Gesetzlicher Betreuer erstritt 11.000 Euro von Pflegekasse

Vor Sozialgericht: Kampf für Pflegestufe

Melsungen. Beharrlichkeit hat sich ausgezahlt: Dieter Grün hat als gesetzlich bestellter Betreuer 11.000 Euro für seinen Mandanten erstritten. Er klagte eine vom Medizinischen Dienst (MDK) und der Krankenkasse verweigerte Pflegestufe beim Sozialgericht ein.

„Mein Beispiel zeigt, dass sich Widerstand lohnt“, sagt der Melsunger Grün.

Was war passiert? Dieter Grün wurde im November 2011 auf Initiative des Gesundheitsamtes und des Amtsgerichts für einen damals 80-jährigen Mann als Betreuer. „Ich sollte für den alleinstehenden älteren Herrn den Umzug in ein Altenheim organisieren und das Haus verkaufen“, berichtet Grün. Im Januar zog dann der 80-Jährige in ein Pflegeheim seiner Wahl.

Grün stellte einen Antrag auf Feststellung einer Pflegestufe bei der AOK Hessen. Nach der Untersuchung des Mannes lehnte der MDK die Feststellung ab. Begründung: Die Minuten, die in die Pflege des Mannes investiert würden, reichten nicht für die erste Pflegestufe aus.

„Damit wollte ich mich nicht abfinden. Die Pfleger bestätigten mir, dass sie tatsächlich mehr arbeiten müssten, als der Dienst festgestellt hat.“ Es folgten Widerspruch, erneute Begutachtung und erneute Ablehnung der Pflegestufe durch die AOK. Da die Heimkosten nicht gedeckt waren und das Häuschen noch nicht verkauft, musste für den Mann Sozialhilfe beantragt werden.

Pflegeaufwand nach Minuten

Der Pflegeaufwand soll nach Aussage des Heims aber mindestens der Pflegestufe eins entsprochen haben.

„Wir verlassen uns auf die Einschätzung des Medizinischen Dienstes“, sagt Riyad Salhi, Sprecher der AOK Hessen.

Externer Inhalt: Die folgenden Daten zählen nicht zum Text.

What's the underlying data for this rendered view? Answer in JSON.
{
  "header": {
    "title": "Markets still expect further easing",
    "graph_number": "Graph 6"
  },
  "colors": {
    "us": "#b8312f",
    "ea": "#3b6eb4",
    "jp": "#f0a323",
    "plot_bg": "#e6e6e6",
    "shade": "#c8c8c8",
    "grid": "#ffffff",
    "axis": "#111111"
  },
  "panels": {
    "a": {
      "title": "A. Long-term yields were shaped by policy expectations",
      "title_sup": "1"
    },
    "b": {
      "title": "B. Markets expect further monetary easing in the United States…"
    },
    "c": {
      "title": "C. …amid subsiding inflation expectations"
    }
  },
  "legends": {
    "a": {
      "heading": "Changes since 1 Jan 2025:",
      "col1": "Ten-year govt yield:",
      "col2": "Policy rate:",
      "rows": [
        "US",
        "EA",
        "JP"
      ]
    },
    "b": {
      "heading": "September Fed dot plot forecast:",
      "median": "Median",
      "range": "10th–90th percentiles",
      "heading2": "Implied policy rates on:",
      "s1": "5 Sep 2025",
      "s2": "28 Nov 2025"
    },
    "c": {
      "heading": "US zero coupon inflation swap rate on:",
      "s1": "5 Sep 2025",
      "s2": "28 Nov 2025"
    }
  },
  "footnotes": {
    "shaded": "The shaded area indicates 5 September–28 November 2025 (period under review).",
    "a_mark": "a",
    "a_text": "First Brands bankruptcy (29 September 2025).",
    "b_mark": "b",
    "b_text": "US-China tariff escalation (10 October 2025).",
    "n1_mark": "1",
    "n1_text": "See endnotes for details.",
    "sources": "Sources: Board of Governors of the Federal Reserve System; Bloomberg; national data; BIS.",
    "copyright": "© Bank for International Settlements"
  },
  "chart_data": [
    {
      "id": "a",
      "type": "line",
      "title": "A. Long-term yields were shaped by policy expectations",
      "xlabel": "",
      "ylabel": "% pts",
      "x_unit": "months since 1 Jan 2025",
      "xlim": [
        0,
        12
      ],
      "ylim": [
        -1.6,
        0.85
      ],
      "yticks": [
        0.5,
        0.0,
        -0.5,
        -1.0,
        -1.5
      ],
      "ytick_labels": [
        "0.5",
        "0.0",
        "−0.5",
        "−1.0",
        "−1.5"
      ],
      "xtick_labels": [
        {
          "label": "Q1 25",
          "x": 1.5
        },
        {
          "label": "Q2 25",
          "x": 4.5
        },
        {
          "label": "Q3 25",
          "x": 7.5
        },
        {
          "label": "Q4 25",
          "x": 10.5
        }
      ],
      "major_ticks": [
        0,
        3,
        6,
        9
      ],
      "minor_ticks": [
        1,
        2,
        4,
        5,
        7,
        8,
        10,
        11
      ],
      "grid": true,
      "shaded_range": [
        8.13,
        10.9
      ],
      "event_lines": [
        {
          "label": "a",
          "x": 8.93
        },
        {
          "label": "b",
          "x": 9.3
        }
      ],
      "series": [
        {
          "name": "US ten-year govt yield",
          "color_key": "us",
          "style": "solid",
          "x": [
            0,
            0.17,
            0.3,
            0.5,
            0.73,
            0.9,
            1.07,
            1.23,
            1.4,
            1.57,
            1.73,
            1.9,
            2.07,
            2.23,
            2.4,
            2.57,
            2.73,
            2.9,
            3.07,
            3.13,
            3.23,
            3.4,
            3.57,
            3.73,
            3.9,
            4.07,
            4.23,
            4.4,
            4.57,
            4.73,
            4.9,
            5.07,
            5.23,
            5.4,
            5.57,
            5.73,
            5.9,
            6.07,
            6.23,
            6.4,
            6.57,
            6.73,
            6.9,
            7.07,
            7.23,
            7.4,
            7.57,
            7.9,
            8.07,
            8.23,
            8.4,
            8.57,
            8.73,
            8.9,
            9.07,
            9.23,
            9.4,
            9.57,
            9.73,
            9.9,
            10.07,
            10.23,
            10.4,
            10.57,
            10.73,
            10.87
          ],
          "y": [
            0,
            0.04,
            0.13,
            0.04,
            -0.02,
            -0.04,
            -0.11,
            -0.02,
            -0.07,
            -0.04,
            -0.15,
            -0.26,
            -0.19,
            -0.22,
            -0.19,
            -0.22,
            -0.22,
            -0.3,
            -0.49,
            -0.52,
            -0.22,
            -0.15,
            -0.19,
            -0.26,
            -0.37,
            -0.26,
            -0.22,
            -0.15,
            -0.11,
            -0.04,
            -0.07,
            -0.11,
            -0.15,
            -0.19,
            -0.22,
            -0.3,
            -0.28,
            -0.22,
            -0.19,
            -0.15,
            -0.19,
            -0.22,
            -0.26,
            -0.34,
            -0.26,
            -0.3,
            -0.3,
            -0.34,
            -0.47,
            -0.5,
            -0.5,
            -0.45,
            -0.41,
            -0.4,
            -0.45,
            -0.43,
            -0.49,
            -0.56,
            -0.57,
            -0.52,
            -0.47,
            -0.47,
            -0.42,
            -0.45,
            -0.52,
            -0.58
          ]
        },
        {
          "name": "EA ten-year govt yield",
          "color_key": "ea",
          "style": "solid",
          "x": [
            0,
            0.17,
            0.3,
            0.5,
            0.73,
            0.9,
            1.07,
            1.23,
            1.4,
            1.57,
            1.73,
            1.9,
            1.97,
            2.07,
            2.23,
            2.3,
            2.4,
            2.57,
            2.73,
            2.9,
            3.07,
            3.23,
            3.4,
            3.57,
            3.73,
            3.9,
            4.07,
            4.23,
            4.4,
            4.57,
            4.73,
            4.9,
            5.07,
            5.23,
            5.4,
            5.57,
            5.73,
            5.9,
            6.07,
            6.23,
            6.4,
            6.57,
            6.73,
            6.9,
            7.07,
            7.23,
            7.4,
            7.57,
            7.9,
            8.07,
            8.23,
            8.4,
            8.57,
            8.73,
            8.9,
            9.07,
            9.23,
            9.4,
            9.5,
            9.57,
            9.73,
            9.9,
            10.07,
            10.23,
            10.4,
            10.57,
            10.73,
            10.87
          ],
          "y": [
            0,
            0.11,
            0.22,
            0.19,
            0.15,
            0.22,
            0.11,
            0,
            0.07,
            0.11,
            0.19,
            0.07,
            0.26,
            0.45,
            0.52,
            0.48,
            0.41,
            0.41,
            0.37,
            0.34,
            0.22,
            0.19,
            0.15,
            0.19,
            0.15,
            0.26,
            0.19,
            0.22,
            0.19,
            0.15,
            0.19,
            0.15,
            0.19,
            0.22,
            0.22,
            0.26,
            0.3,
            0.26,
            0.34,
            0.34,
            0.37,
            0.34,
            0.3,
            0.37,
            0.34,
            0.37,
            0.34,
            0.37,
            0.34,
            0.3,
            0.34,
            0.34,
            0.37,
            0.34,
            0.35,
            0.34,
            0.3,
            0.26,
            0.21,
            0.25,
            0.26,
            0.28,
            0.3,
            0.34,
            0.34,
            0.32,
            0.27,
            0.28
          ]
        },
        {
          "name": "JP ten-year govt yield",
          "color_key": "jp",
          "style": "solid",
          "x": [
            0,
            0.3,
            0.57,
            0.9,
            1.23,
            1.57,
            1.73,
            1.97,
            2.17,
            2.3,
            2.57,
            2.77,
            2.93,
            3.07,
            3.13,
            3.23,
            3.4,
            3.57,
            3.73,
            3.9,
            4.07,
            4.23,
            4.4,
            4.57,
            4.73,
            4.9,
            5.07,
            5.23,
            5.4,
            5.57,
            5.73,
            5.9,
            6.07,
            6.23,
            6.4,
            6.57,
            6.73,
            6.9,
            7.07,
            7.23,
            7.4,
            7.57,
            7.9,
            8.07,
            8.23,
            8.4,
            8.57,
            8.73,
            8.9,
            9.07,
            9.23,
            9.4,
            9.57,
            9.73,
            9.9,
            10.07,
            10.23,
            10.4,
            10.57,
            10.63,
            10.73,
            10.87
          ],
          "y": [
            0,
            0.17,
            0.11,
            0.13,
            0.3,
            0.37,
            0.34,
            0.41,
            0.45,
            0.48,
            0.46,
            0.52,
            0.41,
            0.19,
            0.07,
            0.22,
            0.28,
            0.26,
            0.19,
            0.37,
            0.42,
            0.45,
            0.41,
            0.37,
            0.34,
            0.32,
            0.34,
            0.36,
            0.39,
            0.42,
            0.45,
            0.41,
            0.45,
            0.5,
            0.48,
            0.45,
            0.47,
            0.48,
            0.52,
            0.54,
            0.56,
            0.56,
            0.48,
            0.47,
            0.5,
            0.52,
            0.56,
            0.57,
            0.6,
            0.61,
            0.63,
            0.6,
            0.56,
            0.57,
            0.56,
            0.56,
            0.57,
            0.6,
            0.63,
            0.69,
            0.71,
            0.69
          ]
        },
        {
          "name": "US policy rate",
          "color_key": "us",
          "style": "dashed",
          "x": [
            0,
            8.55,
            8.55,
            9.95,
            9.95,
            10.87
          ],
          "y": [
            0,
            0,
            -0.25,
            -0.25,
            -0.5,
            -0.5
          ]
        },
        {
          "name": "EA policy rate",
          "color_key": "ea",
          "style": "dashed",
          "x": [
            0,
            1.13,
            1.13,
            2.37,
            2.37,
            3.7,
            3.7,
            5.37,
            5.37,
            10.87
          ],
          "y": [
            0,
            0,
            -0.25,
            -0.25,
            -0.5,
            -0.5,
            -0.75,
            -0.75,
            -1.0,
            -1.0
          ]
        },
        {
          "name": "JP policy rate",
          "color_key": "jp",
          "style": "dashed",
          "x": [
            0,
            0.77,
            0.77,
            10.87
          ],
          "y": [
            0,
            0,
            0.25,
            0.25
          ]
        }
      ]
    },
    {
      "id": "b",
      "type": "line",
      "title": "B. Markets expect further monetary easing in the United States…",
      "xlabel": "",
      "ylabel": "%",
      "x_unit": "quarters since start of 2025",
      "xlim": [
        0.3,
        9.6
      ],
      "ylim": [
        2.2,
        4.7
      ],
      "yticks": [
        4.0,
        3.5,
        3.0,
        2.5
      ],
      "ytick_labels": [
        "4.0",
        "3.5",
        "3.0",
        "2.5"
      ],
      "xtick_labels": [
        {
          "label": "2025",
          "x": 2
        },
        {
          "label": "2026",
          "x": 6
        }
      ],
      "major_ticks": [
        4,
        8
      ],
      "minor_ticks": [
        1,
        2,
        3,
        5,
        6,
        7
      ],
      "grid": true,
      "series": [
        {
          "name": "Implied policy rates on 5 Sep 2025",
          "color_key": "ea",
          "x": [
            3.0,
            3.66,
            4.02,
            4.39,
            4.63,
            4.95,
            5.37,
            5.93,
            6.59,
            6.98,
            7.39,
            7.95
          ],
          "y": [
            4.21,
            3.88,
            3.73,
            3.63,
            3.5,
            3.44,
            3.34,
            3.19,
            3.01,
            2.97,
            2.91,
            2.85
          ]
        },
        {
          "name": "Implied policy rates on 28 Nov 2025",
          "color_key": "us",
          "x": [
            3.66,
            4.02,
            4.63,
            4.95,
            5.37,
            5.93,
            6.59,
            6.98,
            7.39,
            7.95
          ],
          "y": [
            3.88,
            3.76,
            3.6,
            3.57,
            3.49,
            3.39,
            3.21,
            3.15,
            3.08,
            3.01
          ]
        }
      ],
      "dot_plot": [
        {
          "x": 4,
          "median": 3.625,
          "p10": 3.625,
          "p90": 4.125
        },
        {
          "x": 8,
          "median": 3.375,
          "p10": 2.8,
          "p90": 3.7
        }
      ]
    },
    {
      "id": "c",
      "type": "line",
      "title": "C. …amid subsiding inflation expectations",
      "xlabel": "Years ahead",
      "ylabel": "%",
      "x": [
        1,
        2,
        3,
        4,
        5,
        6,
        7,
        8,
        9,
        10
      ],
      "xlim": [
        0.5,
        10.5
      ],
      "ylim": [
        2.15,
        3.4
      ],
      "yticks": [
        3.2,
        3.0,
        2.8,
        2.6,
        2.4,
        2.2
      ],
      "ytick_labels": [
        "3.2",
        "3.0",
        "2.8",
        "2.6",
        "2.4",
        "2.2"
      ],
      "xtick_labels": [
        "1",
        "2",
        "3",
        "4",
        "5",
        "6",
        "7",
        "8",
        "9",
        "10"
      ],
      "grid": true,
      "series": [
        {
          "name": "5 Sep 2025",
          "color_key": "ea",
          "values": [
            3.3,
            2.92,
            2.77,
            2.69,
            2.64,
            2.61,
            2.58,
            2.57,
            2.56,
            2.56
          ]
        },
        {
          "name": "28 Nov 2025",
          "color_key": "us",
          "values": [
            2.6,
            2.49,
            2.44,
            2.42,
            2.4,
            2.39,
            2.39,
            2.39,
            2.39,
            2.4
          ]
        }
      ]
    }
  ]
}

Dieser habe das medizinische Fachwissen. Sollten wenige Minuten zur Erfüllung einer Pflegestufe fehlen, würde diese aber trotzdem oft gewährt. Gerade auch im Hinblick auf die gesundheitliche Entwicklung sei dies sinnvoll.

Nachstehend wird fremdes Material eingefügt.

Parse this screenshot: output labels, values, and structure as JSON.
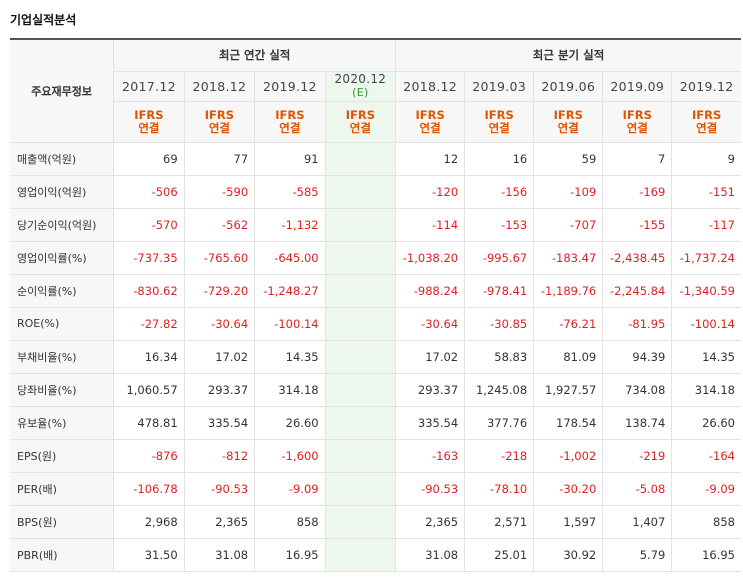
{
  "title": "기업실적분석",
  "corner_label": "주요재무정보",
  "annual_header": "최근 연간 실적",
  "quarterly_header": "최근 분기 실적",
  "annual_periods": [
    {
      "date": "2017.12",
      "est": "",
      "ifrs1": "IFRS",
      "ifrs2": "연결"
    },
    {
      "date": "2018.12",
      "est": "",
      "ifrs1": "IFRS",
      "ifrs2": "연결"
    },
    {
      "date": "2019.12",
      "est": "",
      "ifrs1": "IFRS",
      "ifrs2": "연결"
    },
    {
      "date": "2020.12",
      "est": "(E)",
      "ifrs1": "IFRS",
      "ifrs2": "연결"
    }
  ],
  "quarterly_periods": [
    {
      "date": "2018.12",
      "ifrs1": "IFRS",
      "ifrs2": "연결"
    },
    {
      "date": "2019.03",
      "ifrs1": "IFRS",
      "ifrs2": "연결"
    },
    {
      "date": "2019.06",
      "ifrs1": "IFRS",
      "ifrs2": "연결"
    },
    {
      "date": "2019.09",
      "ifrs1": "IFRS",
      "ifrs2": "연결"
    },
    {
      "date": "2019.12",
      "ifrs1": "IFRS",
      "ifrs2": "연결"
    }
  ],
  "rows": [
    {
      "label": "매출액(억원)",
      "annual": [
        "69",
        "77",
        "91",
        ""
      ],
      "quarterly": [
        "12",
        "16",
        "59",
        "7",
        "9"
      ]
    },
    {
      "label": "영업이익(억원)",
      "annual": [
        "-506",
        "-590",
        "-585",
        ""
      ],
      "quarterly": [
        "-120",
        "-156",
        "-109",
        "-169",
        "-151"
      ]
    },
    {
      "label": "당기순이익(억원)",
      "annual": [
        "-570",
        "-562",
        "-1,132",
        ""
      ],
      "quarterly": [
        "-114",
        "-153",
        "-707",
        "-155",
        "-117"
      ]
    },
    {
      "label": "영업이익률(%)",
      "annual": [
        "-737.35",
        "-765.60",
        "-645.00",
        ""
      ],
      "quarterly": [
        "-1,038.20",
        "-995.67",
        "-183.47",
        "-2,438.45",
        "-1,737.24"
      ]
    },
    {
      "label": "순이익률(%)",
      "annual": [
        "-830.62",
        "-729.20",
        "-1,248.27",
        ""
      ],
      "quarterly": [
        "-988.24",
        "-978.41",
        "-1,189.76",
        "-2,245.84",
        "-1,340.59"
      ]
    },
    {
      "label": "ROE(%)",
      "annual": [
        "-27.82",
        "-30.64",
        "-100.14",
        ""
      ],
      "quarterly": [
        "-30.64",
        "-30.85",
        "-76.21",
        "-81.95",
        "-100.14"
      ]
    },
    {
      "label": "부채비율(%)",
      "annual": [
        "16.34",
        "17.02",
        "14.35",
        ""
      ],
      "quarterly": [
        "17.02",
        "58.83",
        "81.09",
        "94.39",
        "14.35"
      ]
    },
    {
      "label": "당좌비율(%)",
      "annual": [
        "1,060.57",
        "293.37",
        "314.18",
        ""
      ],
      "quarterly": [
        "293.37",
        "1,245.08",
        "1,927.57",
        "734.08",
        "314.18"
      ]
    },
    {
      "label": "유보율(%)",
      "annual": [
        "478.81",
        "335.54",
        "26.60",
        ""
      ],
      "quarterly": [
        "335.54",
        "377.76",
        "178.54",
        "138.74",
        "26.60"
      ]
    },
    {
      "label": "EPS(원)",
      "annual": [
        "-876",
        "-812",
        "-1,600",
        ""
      ],
      "quarterly": [
        "-163",
        "-218",
        "-1,002",
        "-219",
        "-164"
      ]
    },
    {
      "label": "PER(배)",
      "annual": [
        "-106.78",
        "-90.53",
        "-9.09",
        ""
      ],
      "quarterly": [
        "-90.53",
        "-78.10",
        "-30.20",
        "-5.08",
        "-9.09"
      ]
    },
    {
      "label": "BPS(원)",
      "annual": [
        "2,968",
        "2,365",
        "858",
        ""
      ],
      "quarterly": [
        "2,365",
        "2,571",
        "1,597",
        "1,407",
        "858"
      ]
    },
    {
      "label": "PBR(배)",
      "annual": [
        "31.50",
        "31.08",
        "16.95",
        ""
      ],
      "quarterly": [
        "31.08",
        "25.01",
        "30.92",
        "5.79",
        "16.95"
      ]
    }
  ],
  "colors": {
    "negative": "#e02020",
    "ifrs": "#e05500",
    "estimate_bg": "#eef7ee",
    "estimate_text": "#2d9e2d"
  }
}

Der Bewertungskatalog für die pflegerischen Arbeiten sei hingegen gesetzlich festgelegt. Dieser werde akzeptiert und zu Grunde gelegt.

Widerstand: Dieter Grün erstritt 11 000 Euro.

Mittlerweile war das Häuschen verkauft, und der Erlös floss ans Pflegeheim und den Landkreis, der seine Unterstützung zurückforderte. Dieter Grün gab nicht auf. Gemeinsam mit Rechtsanwalt Albin Schicker reichte er Klage beim Sozialgericht in Kassel ein. Der Medizinische Dienst legte dann im August 2012 seinerseits erneut ein Gutachten vor, dass eine Pflegestufe wieder ablehnte.

Das Gericht ordnete nun ein Sachverständigengutachten an. Die Untersuchung fand schließlich im Januar dieses Jahres statt. Im Gutachten stellte die Sachverständige Pflegestufe 1 fest. Die AOK lenkte schließlich ein und stimmte dem Vergleichsvorschlag des Sozialgerichts zu. Für Dieter Grüns Betreuten bedeutete dies eine Rückzahlung von 11 000 Euro.